Herein, the patient’s platelet count remained normal in the early phase of infection, began to drop after 7 d, and quickly rose back to normal levels after supportive treatment. Hence, the decline in platelet counts observed in the current study may be transitory. Above all, the patient’s history should be extensively reviewed, together with careful physical examination, epidemiological tracing, and monitoring of platelet counts when fever and/or thrombocytopenia occurs in children during the peak season.

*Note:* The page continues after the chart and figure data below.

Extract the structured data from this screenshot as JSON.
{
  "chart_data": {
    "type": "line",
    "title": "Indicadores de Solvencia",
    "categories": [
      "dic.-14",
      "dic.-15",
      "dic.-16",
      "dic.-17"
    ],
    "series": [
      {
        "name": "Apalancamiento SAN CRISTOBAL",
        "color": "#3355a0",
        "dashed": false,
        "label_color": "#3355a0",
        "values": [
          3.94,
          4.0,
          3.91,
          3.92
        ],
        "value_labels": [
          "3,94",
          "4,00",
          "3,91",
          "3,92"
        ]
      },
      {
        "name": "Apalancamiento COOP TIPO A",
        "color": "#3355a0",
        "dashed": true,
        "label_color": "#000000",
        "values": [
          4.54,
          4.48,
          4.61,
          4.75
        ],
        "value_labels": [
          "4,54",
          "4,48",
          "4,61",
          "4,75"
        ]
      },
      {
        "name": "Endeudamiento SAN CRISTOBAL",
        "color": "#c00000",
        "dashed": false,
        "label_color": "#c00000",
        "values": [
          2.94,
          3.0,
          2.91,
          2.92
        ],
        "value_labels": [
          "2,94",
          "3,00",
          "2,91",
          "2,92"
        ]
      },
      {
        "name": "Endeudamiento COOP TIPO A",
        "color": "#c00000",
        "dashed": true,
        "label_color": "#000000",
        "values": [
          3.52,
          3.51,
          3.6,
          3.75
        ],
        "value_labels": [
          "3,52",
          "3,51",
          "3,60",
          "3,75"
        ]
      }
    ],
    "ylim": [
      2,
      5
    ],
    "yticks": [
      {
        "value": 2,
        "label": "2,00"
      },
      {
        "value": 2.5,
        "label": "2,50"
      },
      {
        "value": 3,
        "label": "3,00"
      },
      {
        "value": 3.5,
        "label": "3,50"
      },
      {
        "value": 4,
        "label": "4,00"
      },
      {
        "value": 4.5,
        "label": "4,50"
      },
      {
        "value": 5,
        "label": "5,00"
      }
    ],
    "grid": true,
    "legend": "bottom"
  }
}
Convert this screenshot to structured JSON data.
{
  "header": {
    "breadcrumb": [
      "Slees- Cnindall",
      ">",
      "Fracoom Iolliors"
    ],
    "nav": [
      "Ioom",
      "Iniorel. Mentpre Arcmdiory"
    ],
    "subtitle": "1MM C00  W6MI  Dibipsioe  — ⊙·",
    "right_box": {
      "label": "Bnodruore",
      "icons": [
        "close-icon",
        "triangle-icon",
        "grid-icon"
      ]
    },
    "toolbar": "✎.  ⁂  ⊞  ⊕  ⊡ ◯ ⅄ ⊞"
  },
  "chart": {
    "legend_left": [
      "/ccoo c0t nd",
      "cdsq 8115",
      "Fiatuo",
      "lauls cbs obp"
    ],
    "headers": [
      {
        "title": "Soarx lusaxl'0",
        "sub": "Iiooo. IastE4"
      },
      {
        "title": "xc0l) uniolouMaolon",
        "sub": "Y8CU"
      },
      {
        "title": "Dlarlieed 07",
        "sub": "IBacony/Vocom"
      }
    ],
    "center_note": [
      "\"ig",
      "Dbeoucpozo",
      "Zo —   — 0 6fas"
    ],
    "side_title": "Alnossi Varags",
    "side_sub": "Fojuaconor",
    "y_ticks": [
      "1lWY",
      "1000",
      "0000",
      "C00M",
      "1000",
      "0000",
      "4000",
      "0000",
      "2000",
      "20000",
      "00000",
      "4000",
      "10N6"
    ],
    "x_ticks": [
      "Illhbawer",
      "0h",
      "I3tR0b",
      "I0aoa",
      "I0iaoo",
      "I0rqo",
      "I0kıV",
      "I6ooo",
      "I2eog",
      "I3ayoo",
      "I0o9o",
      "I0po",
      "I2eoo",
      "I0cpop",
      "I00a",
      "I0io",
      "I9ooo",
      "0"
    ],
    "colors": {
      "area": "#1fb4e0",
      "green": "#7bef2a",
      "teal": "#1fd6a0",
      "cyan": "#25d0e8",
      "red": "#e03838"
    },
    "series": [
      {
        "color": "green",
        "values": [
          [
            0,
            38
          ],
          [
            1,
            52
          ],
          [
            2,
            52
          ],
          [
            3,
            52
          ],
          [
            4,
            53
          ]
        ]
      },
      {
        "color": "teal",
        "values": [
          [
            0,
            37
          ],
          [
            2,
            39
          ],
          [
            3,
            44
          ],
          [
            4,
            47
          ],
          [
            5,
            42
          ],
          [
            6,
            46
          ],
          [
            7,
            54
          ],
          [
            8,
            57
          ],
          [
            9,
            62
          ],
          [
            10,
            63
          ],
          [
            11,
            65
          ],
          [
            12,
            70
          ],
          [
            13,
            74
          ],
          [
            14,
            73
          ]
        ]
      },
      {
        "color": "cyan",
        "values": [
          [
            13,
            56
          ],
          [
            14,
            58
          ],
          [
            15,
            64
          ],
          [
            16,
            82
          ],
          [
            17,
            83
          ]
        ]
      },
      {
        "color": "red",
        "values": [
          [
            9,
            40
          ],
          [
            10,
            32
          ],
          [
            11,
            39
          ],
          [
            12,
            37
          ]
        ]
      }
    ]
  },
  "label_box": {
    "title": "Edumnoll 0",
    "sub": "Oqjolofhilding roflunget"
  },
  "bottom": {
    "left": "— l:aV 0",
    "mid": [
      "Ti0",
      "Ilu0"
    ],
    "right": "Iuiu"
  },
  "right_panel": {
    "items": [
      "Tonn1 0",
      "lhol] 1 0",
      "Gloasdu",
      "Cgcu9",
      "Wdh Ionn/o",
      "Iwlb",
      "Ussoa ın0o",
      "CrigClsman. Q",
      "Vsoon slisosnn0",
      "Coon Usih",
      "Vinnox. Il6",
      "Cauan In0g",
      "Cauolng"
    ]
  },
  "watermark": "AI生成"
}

Furthermore, suspected cases should be isolated and promptly reported to the CDC. Strengthening the management of patient visits and providing timely and vigorous symptomatic and supportive therapy is very important to the prevention and treatment of pediatric cases of bunyavirus infection.

Funding

No funding was provided by any research institute.

Ethical approval

None.

Competing interests

We have no conflicts of interest to declare.